Overview of Multi Currency
Pastel lets you process with multiple currencies. You can create up to 30 currencies. Pastel has the following multi-currency capabilities:
- You can create foreign currency customers, suppliers, and bank accounts. You process these accounts in their own currencies.
- You can create and update exchange rate tables for each currency at any time.
- To cater for currency fluctuations, you can run a currency revaluation in the Process…Foreign Currency Revaluation menu option.
- You can produce financial statements and other reports in any of the created currencies.
- You can levy tax on foreign currency transactions if necessary.
You must set up multi-currency parameter information before you can process in multi-currency.
Here is a brief summary of the process:
- You enable multi-currency processing and set up currencies in the Setup...Company Parameters menu option, in the Multi-Currency tab.
- You then enter and maintain (update) exchange rates tables in the Edit…Exchange Rates menu option. This way your rates are always up-to-date.
- When entering journal transactions or preparing documents for foreign currency accounts, Pastel calculates the prevailing exchange rate to use. However, you can override this exchange rate if necessary.
- You can revalue the outstanding foreign currency at any time in the Process...Foreign Currency...Revaluation menu option.

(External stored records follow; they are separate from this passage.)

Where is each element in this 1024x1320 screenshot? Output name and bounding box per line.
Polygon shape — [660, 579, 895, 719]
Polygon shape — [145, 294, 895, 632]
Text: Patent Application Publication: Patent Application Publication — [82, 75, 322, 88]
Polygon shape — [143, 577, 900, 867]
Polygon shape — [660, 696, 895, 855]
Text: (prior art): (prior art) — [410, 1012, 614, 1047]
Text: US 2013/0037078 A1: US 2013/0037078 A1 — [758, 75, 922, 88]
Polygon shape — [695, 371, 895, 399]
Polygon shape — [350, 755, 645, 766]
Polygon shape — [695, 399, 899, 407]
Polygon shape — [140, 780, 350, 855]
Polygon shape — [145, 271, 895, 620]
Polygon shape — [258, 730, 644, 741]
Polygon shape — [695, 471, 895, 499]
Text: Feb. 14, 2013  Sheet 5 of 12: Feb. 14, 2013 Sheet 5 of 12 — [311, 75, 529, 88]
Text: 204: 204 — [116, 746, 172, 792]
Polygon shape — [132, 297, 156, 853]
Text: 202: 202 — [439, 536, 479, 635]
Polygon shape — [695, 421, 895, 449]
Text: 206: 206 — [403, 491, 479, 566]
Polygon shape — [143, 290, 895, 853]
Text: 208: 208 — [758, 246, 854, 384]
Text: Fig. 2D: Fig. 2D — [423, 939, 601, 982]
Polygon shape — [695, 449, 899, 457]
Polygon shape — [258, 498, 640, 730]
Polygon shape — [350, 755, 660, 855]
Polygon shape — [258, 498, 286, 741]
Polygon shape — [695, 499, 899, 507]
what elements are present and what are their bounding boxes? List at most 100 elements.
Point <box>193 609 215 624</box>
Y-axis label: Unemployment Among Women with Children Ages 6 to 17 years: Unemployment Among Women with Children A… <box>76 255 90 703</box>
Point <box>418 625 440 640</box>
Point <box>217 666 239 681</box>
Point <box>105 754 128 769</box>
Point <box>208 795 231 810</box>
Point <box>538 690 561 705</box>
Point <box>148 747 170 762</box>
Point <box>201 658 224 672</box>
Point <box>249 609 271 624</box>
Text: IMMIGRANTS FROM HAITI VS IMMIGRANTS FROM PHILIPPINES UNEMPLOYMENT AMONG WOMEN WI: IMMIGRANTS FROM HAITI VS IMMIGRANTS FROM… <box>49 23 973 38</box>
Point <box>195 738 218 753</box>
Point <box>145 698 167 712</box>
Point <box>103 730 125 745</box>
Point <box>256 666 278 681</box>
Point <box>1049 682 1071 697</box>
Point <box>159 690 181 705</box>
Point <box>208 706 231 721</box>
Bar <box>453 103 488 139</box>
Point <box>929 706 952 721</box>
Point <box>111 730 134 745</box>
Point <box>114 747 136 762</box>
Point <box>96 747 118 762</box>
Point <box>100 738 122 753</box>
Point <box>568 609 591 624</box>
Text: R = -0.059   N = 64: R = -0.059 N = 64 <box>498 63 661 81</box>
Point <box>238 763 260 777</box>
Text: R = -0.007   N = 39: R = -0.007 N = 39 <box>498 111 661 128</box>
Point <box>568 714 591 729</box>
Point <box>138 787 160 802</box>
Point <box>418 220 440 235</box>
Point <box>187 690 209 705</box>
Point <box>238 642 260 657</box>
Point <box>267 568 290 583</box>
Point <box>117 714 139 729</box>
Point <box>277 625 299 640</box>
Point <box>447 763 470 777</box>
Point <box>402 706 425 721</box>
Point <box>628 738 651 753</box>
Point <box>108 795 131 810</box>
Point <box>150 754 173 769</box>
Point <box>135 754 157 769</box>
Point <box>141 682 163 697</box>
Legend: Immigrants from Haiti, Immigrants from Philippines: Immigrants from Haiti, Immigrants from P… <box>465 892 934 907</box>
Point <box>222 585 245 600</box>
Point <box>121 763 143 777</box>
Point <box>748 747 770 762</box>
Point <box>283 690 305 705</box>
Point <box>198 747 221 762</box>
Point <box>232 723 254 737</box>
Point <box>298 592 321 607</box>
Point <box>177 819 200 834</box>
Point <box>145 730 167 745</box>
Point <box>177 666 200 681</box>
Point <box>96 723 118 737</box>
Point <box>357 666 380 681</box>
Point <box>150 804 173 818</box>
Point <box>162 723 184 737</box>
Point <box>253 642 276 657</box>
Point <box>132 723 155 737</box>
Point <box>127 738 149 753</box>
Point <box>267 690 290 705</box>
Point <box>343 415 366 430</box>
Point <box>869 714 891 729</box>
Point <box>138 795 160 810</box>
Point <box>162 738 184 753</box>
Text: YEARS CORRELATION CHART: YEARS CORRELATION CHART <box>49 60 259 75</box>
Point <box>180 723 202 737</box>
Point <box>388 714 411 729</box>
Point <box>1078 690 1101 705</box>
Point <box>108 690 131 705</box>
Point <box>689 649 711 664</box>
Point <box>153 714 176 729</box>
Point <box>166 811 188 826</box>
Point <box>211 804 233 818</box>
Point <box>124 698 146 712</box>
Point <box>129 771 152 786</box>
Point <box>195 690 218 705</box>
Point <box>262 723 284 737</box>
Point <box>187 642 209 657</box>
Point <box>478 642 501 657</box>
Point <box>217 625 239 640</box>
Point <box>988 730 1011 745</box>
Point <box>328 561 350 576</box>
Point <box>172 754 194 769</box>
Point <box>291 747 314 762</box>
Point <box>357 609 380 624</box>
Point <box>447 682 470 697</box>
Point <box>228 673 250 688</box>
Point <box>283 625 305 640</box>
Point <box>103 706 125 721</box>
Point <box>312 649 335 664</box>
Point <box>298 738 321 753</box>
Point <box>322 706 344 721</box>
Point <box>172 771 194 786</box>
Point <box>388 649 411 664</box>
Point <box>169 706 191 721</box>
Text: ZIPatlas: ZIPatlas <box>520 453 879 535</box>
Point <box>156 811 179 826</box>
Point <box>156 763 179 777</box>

- You can also produce special currency reports in the View…Foreign Currency menu option.
In addition, in the general ledger report writer facility, which allows you to create customised reports, you can select a currency to use for the report.
If you are in the European Monetary Union (EMU) or least you deal with customers or suppliers who are in the EMU, you need to set up euro processing. In addition to the above capabilities:
- You can maintain customers, suppliers or bank accounts in either the euro or your own country’s currency.
- You can produce financial statements and other reports in euro.